Os governos eleitos democraticamente têm de orientar as políticas por esses princípios fundamentais, e não a partir de interesses de classes ou lobbies.

Mas é difícil conseguir o equilíbrio nas sociedades num mundo global,respeitando a liberdade e a dignidade das pessoas e o princípio da subsidiariedade da sociedade civil. Há sempre fugas, pois nem todos os países e instituições seguem os mesmos princípios.

 

3. Chamados a reconciliar a família humana

No meio deste panorama complexo, os cristãos, olhando para a vida e mensagem de Jesus Cristo, precisam de se converter e orientar as suas vidas e ação no sentido de curar muitas feridas e ajudar a restaurar o sentido de família e de povo.

S. Paulo, na segunda carta aos Coríntios (5, 15 ss), exorta os leitores a ser embaixadores de Cristo e instrumentos de reconciliação.
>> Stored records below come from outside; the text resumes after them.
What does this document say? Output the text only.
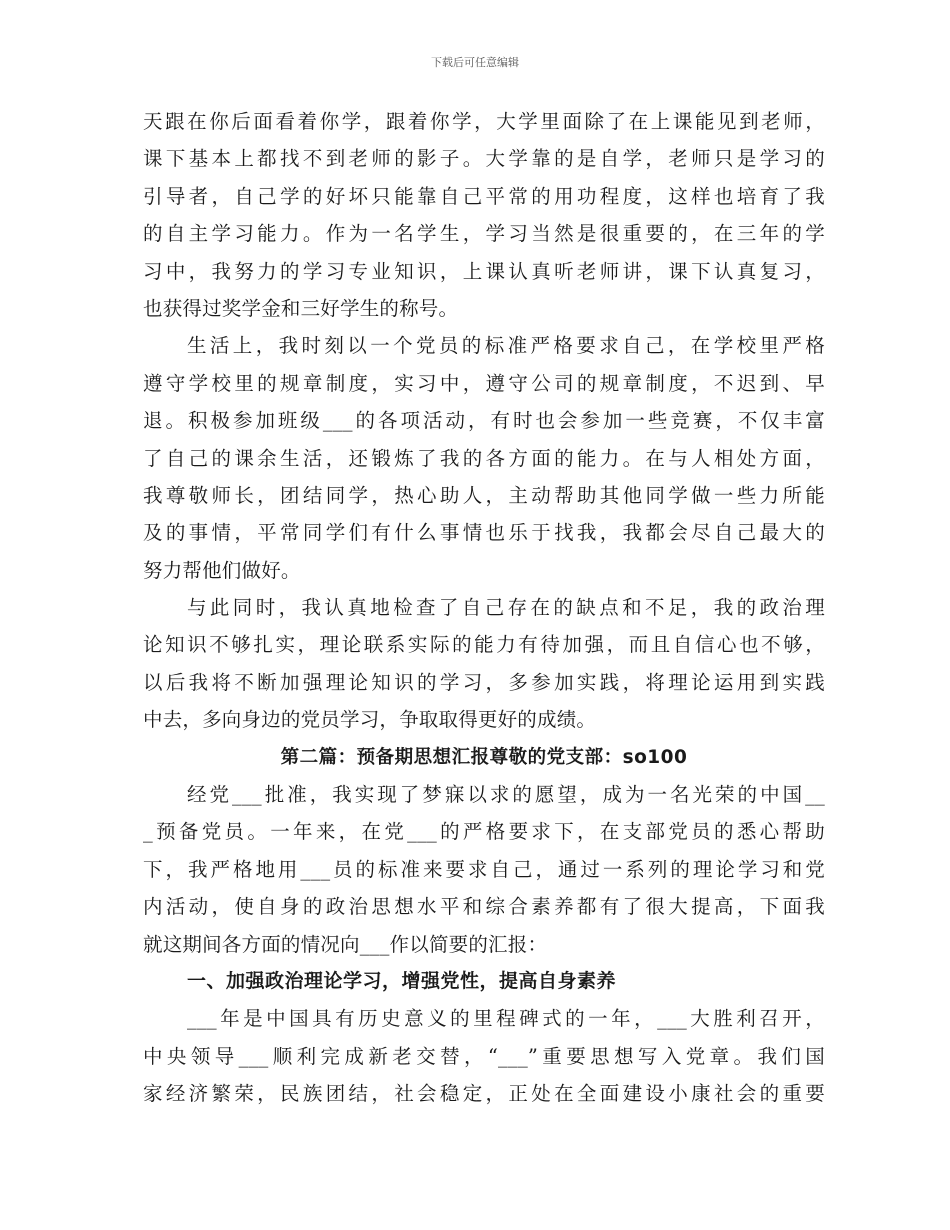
下载后可任意编辑
天跟在你后面看着你学，跟着你学，大学里面除了在上课能见到老师，
课下基本上都找不到老师的影子。大学靠的是自学，老师只是学习的
引导者，自己学的好坏只能靠自己平常的用功程度，这样也培育了我
的自主学习能力。作为一名学生，学习当然是很重要的，在三年的学
习中，我努力的学习专业知识，上课认真听老师讲，课下认真复习，
也获得过奖学金和三好学生的称号。
生活上，我时刻以一个党员的标准严格要求自己，在学校里严格
遵守学校里的规章制度，实习中，遵守公司的规章制度，不迟到、早
退。积极参加班级___的各项活动，有时也会参加一些竞赛，不仅丰富
了自己的课余生活，还锻炼了我的各方面的能力。在与人相处方面，
我尊敬师长，团结同学，热心助人，主动帮助其他同学做一些力所能
及的事情，平常同学们有什么事情也乐于找我，我都会尽自己最大的
努力帮他们做好。
与此同时，我认真地检查了自己存在的缺点和不足，我的政治理
论知识不够扎实，理论联系实际的能力有待加强，而且自信心也不够，
以后我将不断加强理论知识的学习，多参加实践，将理论运用到实践
中去，多向身边的党员学习，争取取得更好的成绩。
第二篇：预备期思想汇报尊敬的党支部：so100
经党___批准，我实现了梦寐以求的愿望，成为一名光荣的中国__
_预备党员。一年来，在党___的严格要求下，在支部党员的悉心帮助
下，我严格地用___员的标准来要求自己，通过一系列的理论学习和党
内活动，使自身的政治思想水平和综合素养都有了很大提高，下面我
就这期间各方面的情况向___作以简要的汇报：
一、加强政治理论学习，增强党性，提高自身素养
___年是中国具有历史意义的里程碑式的一年，___大胜利召开，
中央领导___顺利完成新老交替，“___”重要思想写入党章。我们国
家经济繁荣，民族团结，社会稳定，正处在全面建设小康社会的重要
Eis aqui bem definida a missão da Igreja, hoje mais necessária que nunca. Reconciliados com Deus e com o nosso próximo, alargando os nossos olhares para além dos nossos grupos e comunidades, sentindo o sofrimento do nosso povo e da humanidade, não podemos cruzar os braços.

Bento XVI, Papa emérito, concretizando o evangelho e a doutrina social da Igreja para o nosso tempo, deixou-nos um magistério clarividente, que muito nos ajudará a discernir o nosso papel na Igreja e na sociedade. Invoquemos a luz do alto para a eleição do novo Papa, sucessor de Pedro e garante da comunhão eclesial, para que, em união com o colégio episcopal, dê um forte impulso à missão da Igreja na atualidade.